Si l’employeur est confronté à une situation d’absence injustifiée de son apprenti pendant les 45 premiers jours de formation pratique, il peut rompre le contrat d’apprentissage sans justifier du moindre motif. La loi Avenir professionnel (loi du 5 septembre 2018 portant réforme de la formation professionnelle et de l’apprentissage) n’a pas apporté de modification notable sur ce point.
Au-delà de ces 45 jours, le contrat d’apprentissage conclu à compter du 1er janvier 2019 pourra être, comme aujourd’hui, rompu par accord entre les 2 parties. La loi Avenir professionnel assouplit, en revanche, les possibilités de rupture unilatérale de ce contrat d’apprentissage.

Ainsi, l’employeur confronté à une absence injustifiée apprenti pourra licencier l’apprenti selon la procédure de licenciement pour faute grave, sans saisir le conseil de prud’hommes.

Remarque : d’autres cas de rupture unilatérale du contrat d’apprentissage sont prévus par la loi portant réforme de la formation professionnelle mais ils ne peuvent pas être invoqués dans le cas d’une absence injustifiée apprenti.

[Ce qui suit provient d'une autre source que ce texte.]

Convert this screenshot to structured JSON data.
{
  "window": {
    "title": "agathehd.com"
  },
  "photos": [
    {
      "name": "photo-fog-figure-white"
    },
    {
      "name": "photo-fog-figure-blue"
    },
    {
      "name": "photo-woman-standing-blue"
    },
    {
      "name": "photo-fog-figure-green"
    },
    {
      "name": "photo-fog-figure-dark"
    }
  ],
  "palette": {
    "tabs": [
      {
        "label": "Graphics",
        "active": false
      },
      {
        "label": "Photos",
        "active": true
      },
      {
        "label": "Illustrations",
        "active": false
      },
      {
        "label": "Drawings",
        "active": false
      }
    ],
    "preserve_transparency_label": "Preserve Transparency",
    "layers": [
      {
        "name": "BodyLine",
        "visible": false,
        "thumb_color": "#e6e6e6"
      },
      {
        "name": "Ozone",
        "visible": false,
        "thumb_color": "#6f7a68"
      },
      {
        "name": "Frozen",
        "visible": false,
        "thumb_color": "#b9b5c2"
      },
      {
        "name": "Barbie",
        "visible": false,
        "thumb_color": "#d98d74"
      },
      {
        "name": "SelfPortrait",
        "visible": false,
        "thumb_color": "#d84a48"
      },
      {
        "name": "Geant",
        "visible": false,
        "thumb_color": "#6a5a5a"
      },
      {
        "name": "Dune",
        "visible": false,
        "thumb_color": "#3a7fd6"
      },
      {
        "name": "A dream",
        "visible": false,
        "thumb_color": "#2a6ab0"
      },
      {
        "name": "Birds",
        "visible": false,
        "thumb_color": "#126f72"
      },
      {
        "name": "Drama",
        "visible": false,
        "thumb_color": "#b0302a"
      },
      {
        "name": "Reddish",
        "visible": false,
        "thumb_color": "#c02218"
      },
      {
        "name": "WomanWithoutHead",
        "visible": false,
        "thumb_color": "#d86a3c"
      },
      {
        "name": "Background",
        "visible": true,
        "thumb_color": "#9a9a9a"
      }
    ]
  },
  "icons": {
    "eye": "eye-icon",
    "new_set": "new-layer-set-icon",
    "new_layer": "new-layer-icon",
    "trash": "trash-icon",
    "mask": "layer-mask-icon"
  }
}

Il s’agit de la force majeure, de l’inaptitude de l’apprenti, du décès de l’employeur maître d’apprentissage dans le cadre d’une entreprise unipersonnelle et de l’exclusion définitive de l’apprenti de son CFA.

Quid du licenciement pour absence prolongée (ou absences répétées) ?

Hors discipline ou fait fautif, l’employeur peut envisager un licenciement pour absence (licenciement pour absence injustifiée ou justifiée) lorsqu’il doit pourvoir au remplacement définitif du salarié suite aux perturbations engendrées par son absence. Attention ! Le motif invoqué ne peut être la maladie, l’état de santé ou le handicap du salarié. Il s’agit d’un licenciement pour absence prolongée (ou absences répétées) qui perturbe le bon fonctionnement de l’entreprise et rend nécessaire le remplacement définitif du salarié absent. L’employeur doit respecter la procédure du licenciement personnel.

Remarque : attention ! En cas d’absence suite à un accident du travail ou une maladie professionnelle, des règles spécifiques s’appliquent.